C’était un garçon charmant, bourré de talents et imprégné de l’esprit maison.
Il faisait partie du vivier des cadres à haut potentiel du groupe. Doté d’un
excellent esprit d’équipe, il n’hésitait jamais à prendre de son temps pour
aider un collègue en difficulté. Taillable et corvéable à merci, il était
volontaire pour toutes les missions exceptionnelles qu’on pouvait lui confier.
Il avait préparé à l’attention de Magali un programme de formation complet et
avait consacré beaucoup de temps à lui expliquer les rouages de l’entreprise.
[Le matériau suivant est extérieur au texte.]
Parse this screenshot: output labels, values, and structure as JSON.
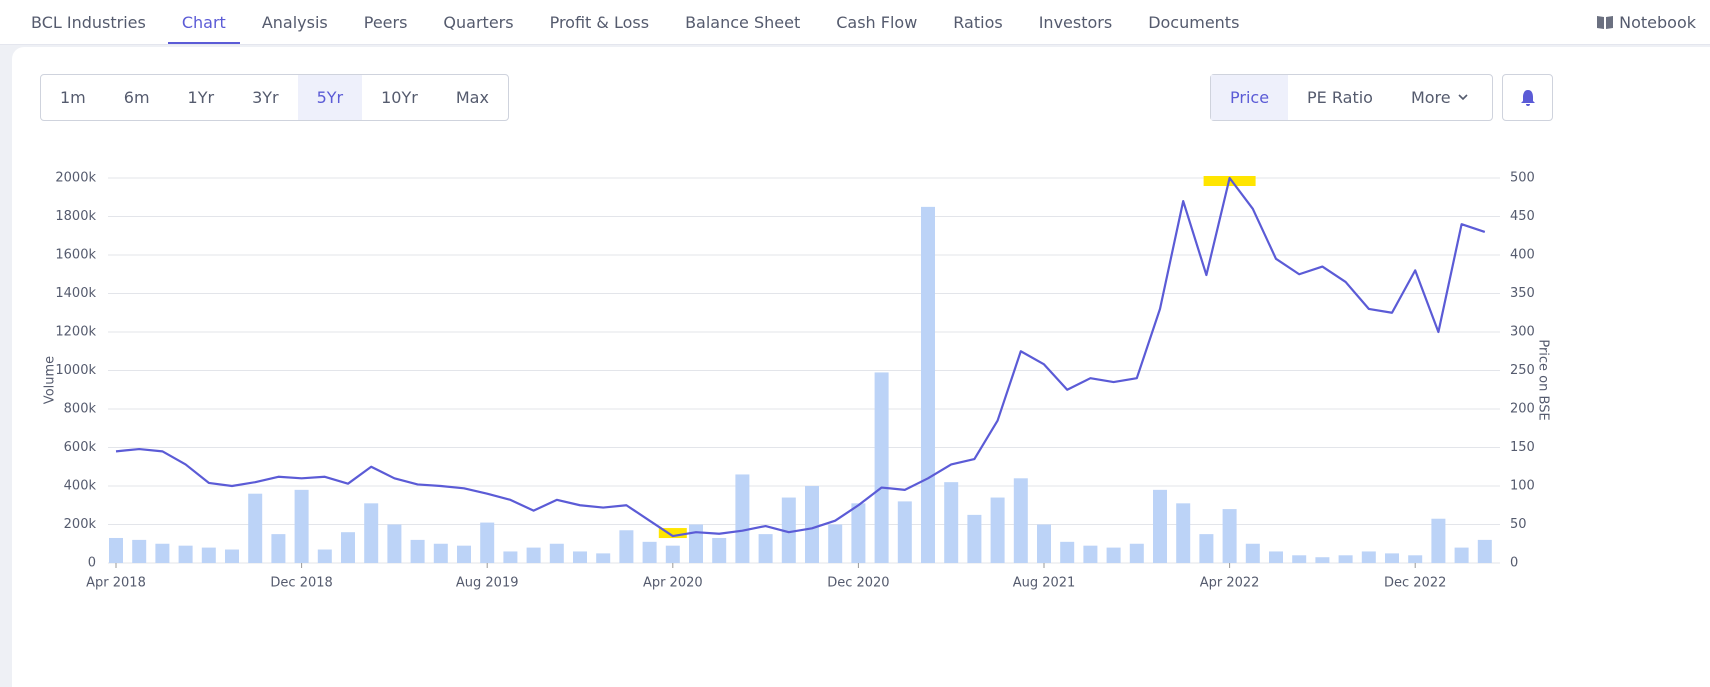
{
  "nav": {
    "tabs": [
      "BCL Industries",
      "Chart",
      "Analysis",
      "Peers",
      "Quarters",
      "Profit & Loss",
      "Balance Sheet",
      "Cash Flow",
      "Ratios",
      "Investors",
      "Documents"
    ],
    "active": 1,
    "notebook": "Notebook"
  },
  "periods": {
    "options": [
      "1m",
      "6m",
      "1Yr",
      "3Yr",
      "5Yr",
      "10Yr",
      "Max"
    ],
    "active": 4
  },
  "metrics": {
    "options": [
      "Price",
      "PE Ratio"
    ],
    "active": 0,
    "more": "More"
  },
  "chart_data": {
    "type": "combo",
    "ylabel": "Volume",
    "y2label": "Price on BSE",
    "categories": [
      "Apr 2018",
      null,
      null,
      null,
      null,
      null,
      null,
      null,
      "Dec 2018",
      null,
      null,
      null,
      null,
      null,
      null,
      null,
      "Aug 2019",
      null,
      null,
      null,
      null,
      null,
      null,
      null,
      "Apr 2020",
      null,
      null,
      null,
      null,
      null,
      null,
      null,
      "Dec 2020",
      null,
      null,
      null,
      null,
      null,
      null,
      null,
      "Aug 2021",
      null,
      null,
      null,
      null,
      null,
      null,
      null,
      "Apr 2022",
      null,
      null,
      null,
      null,
      null,
      null,
      null,
      "Dec 2022",
      null,
      null,
      null
    ],
    "ylim": [
      0,
      2000000
    ],
    "yticks": [
      {
        "value": 0,
        "label": "0"
      },
      {
        "value": 200000,
        "label": "200k"
      },
      {
        "value": 400000,
        "label": "400k"
      },
      {
        "value": 600000,
        "label": "600k"
      },
      {
        "value": 800000,
        "label": "800k"
      },
      {
        "value": 1000000,
        "label": "1000k"
      },
      {
        "value": 1200000,
        "label": "1200k"
      },
      {
        "value": 1400000,
        "label": "1400k"
      },
      {
        "value": 1600000,
        "label": "1600k"
      },
      {
        "value": 1800000,
        "label": "1800k"
      },
      {
        "value": 2000000,
        "label": "2000k"
      }
    ],
    "y2lim": [
      0,
      500
    ],
    "y2ticks": [
      0,
      50,
      100,
      150,
      200,
      250,
      300,
      350,
      400,
      450,
      500
    ],
    "grid": true,
    "highlight_color": "#ffe500",
    "series": [
      {
        "type": "bar",
        "color": "#bcd3f7",
        "values": [
          130000,
          120000,
          100000,
          90000,
          80000,
          70000,
          360000,
          150000,
          380000,
          70000,
          160000,
          310000,
          200000,
          120000,
          100000,
          90000,
          210000,
          60000,
          80000,
          100000,
          60000,
          50000,
          170000,
          110000,
          90000,
          200000,
          130000,
          460000,
          150000,
          340000,
          400000,
          200000,
          310000,
          990000,
          320000,
          1850000,
          420000,
          250000,
          340000,
          440000,
          200000,
          110000,
          90000,
          80000,
          100000,
          380000,
          310000,
          150000,
          280000,
          100000,
          60000,
          40000,
          30000,
          40000,
          60000,
          50000,
          40000,
          230000,
          80000,
          120000
        ]
      },
      {
        "type": "line",
        "axis": "y2",
        "color": "#5b5bd6",
        "values": [
          145,
          148,
          145,
          128,
          104,
          100,
          105,
          112,
          110,
          112,
          103,
          125,
          110,
          102,
          100,
          97,
          90,
          82,
          68,
          82,
          75,
          72,
          75,
          55,
          35,
          40,
          38,
          42,
          48,
          40,
          45,
          55,
          75,
          98,
          95,
          110,
          128,
          135,
          185,
          275,
          258,
          225,
          240,
          235,
          240,
          330,
          470,
          374,
          500,
          460,
          395,
          375,
          385,
          365,
          330,
          325,
          380,
          300,
          440,
          430
        ]
      }
    ]
  }
}
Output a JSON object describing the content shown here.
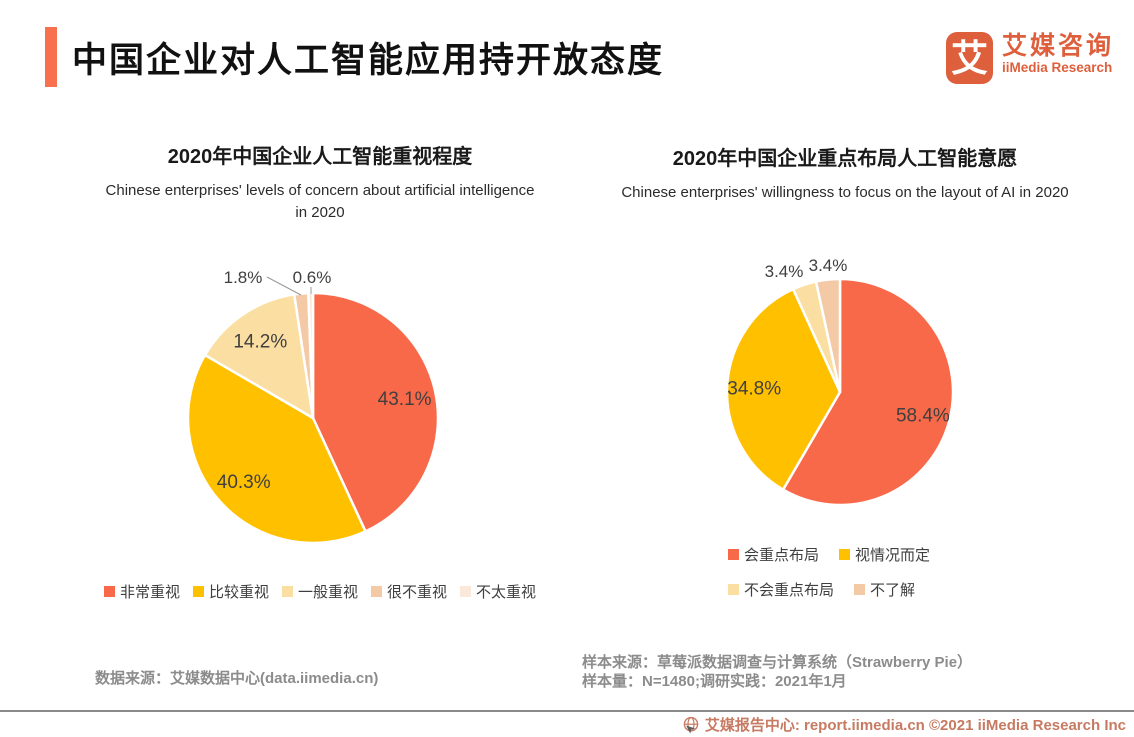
{
  "header": {
    "title": "中国企业对人工智能应用持开放态度",
    "accent_color": "#F8704E"
  },
  "logo": {
    "mark_char": "艾",
    "mark_icon": "iimedia-logo-icon",
    "name_cn": "艾媒咨询",
    "name_en": "iiMedia Research",
    "brand_color": "#DE5F3C"
  },
  "chart_data": [
    {
      "type": "pie",
      "title": "2020年中国企业人工智能重视程度",
      "subtitle_line1": "Chinese enterprises' levels of concern about artificial intelligence",
      "subtitle_line2": "in 2020",
      "start_angle": "12-oclock",
      "direction": "clockwise",
      "legend_position": "bottom",
      "value_format": "percent",
      "slices": [
        {
          "label": "非常重视",
          "value": 43.1,
          "color": "#F8694A"
        },
        {
          "label": "比较重视",
          "value": 40.3,
          "color": "#FFC000"
        },
        {
          "label": "一般重视",
          "value": 14.2,
          "color": "#FBDFA2"
        },
        {
          "label": "很不重视",
          "value": 1.8,
          "color": "#F3C9A6"
        },
        {
          "label": "不太重视",
          "value": 0.6,
          "color": "#FAE9DB"
        }
      ]
    },
    {
      "type": "pie",
      "title": "2020年中国企业重点布局人工智能意愿",
      "subtitle_line1": "Chinese enterprises' willingness to focus  on the layout of AI in 2020",
      "subtitle_line2": "",
      "start_angle": "12-oclock",
      "direction": "clockwise",
      "legend_position": "bottom",
      "value_format": "percent",
      "slices": [
        {
          "label": "会重点布局",
          "value": 58.4,
          "color": "#F8694A"
        },
        {
          "label": "视情况而定",
          "value": 34.8,
          "color": "#FFC000"
        },
        {
          "label": "不会重点布局",
          "value": 3.4,
          "color": "#FBDFA2"
        },
        {
          "label": "不了解",
          "value": 3.4,
          "color": "#F3C9A6"
        }
      ]
    }
  ],
  "sources": {
    "left": "数据来源：艾媒数据中心(data.iimedia.cn)",
    "right_line1": "样本来源：草莓派数据调查与计算系统（Strawberry Pie）",
    "right_line2": "样本量：N=1480;调研实践：2021年1月"
  },
  "footer": {
    "icon": "globe-cursor-icon",
    "text": "艾媒报告中心:  report.iimedia.cn ©2021  iiMedia Research Inc",
    "text_color": "#C77A62",
    "line_color": "#8a8a8a"
  }
}
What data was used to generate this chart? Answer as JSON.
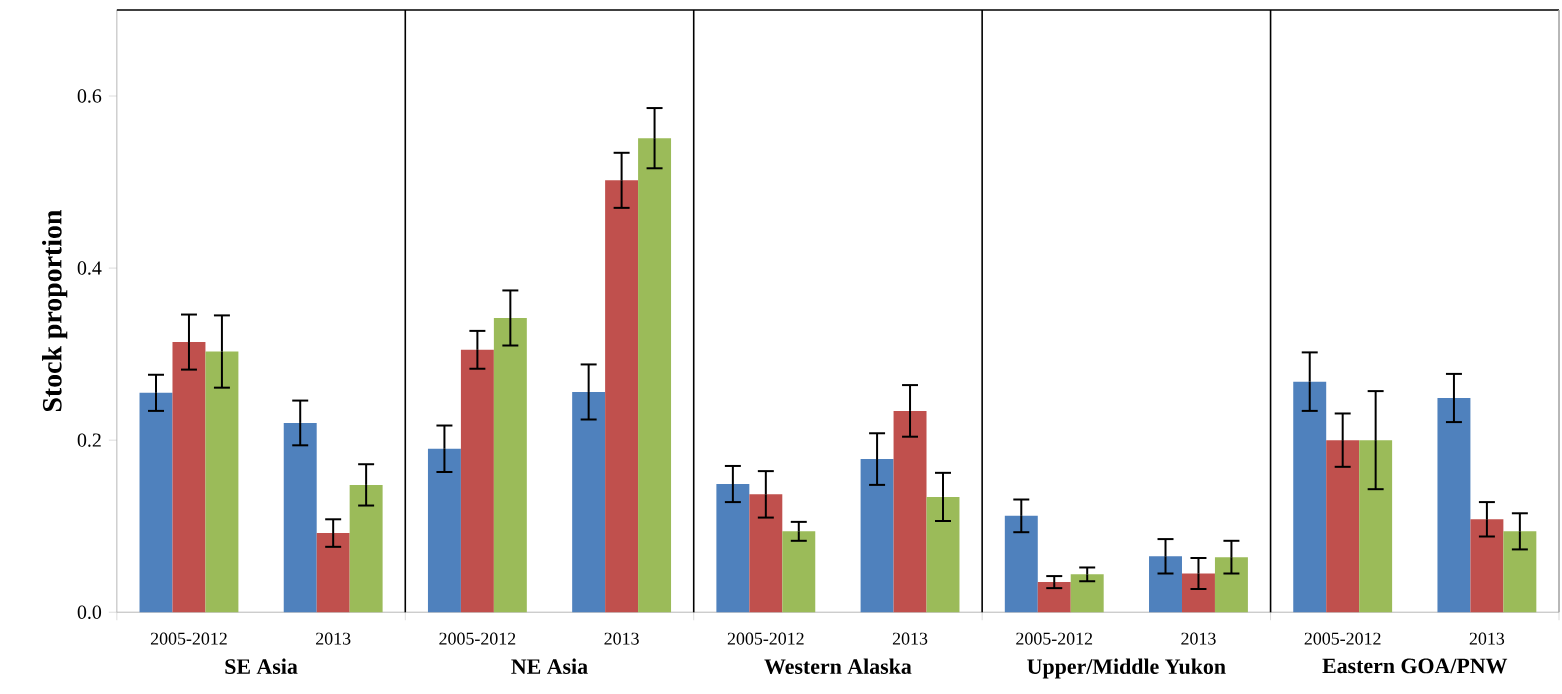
{
  "chart_data": {
    "type": "bar",
    "ylabel": "Stock proportion",
    "categories": [
      "2005-2012",
      "2013",
      "2005-2012",
      "2013",
      "2005-2012",
      "2013",
      "2005-2012",
      "2013",
      "2005-2012",
      "2013"
    ],
    "annotations": [
      "SE Asia",
      "NE Asia",
      "Western Alaska",
      "Upper/Middle Yukon",
      "Eastern GOA/PNW"
    ],
    "series": [
      {
        "color": "#4f81bd",
        "values": [
          0.255,
          0.22,
          0.19,
          0.256,
          0.149,
          0.178,
          0.112,
          0.065,
          0.268,
          0.249
        ],
        "errors": [
          0.021,
          0.026,
          0.027,
          0.032,
          0.021,
          0.03,
          0.019,
          0.02,
          0.034,
          0.028
        ]
      },
      {
        "color": "#c0504d",
        "values": [
          0.314,
          0.092,
          0.305,
          0.502,
          0.137,
          0.234,
          0.035,
          0.045,
          0.2,
          0.108
        ],
        "errors": [
          0.032,
          0.016,
          0.022,
          0.032,
          0.027,
          0.03,
          0.007,
          0.018,
          0.031,
          0.02
        ]
      },
      {
        "color": "#9bbb59",
        "values": [
          0.303,
          0.148,
          0.342,
          0.551,
          0.094,
          0.134,
          0.044,
          0.064,
          0.2,
          0.094
        ],
        "errors": [
          0.042,
          0.024,
          0.032,
          0.035,
          0.011,
          0.028,
          0.008,
          0.019,
          0.057,
          0.021
        ]
      }
    ],
    "ylim": [
      0,
      0.7
    ],
    "yticks": [
      {
        "value": 0,
        "label": "0.0"
      },
      0.2,
      0.4,
      0.6
    ]
  }
}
En contrepartie, elle lui avait apporté son calme, son recul
et quelques idées originales, qu’il s’était approprié sans même s’en rendre
compte. Au fil du temps, elle lui était devenue indispensable et il considérait
la réciproque comme vraie.
A la machine à café, un petit groupe excité s’était formé. La bruit du départ du Directeur Général, Valentin
Laguigne, courait depuis déjà un certain temps, ce qui ne faisait pas les
affaires d’Etienne. Il avait travaillé
dur pour acquérir la confiance du partant et l’idée de recommencer avec un
nouveau ne l’enthousiasmait pas.
La rumeur courait précisément sur le nom du remplaçant qui s’avérait devoir
être une remplaçante. Stéphanie Lapoigne, ancienne directrice commerciale, qui
avait fait une mobilité au sein du groupe, tenait la corde des pronostics.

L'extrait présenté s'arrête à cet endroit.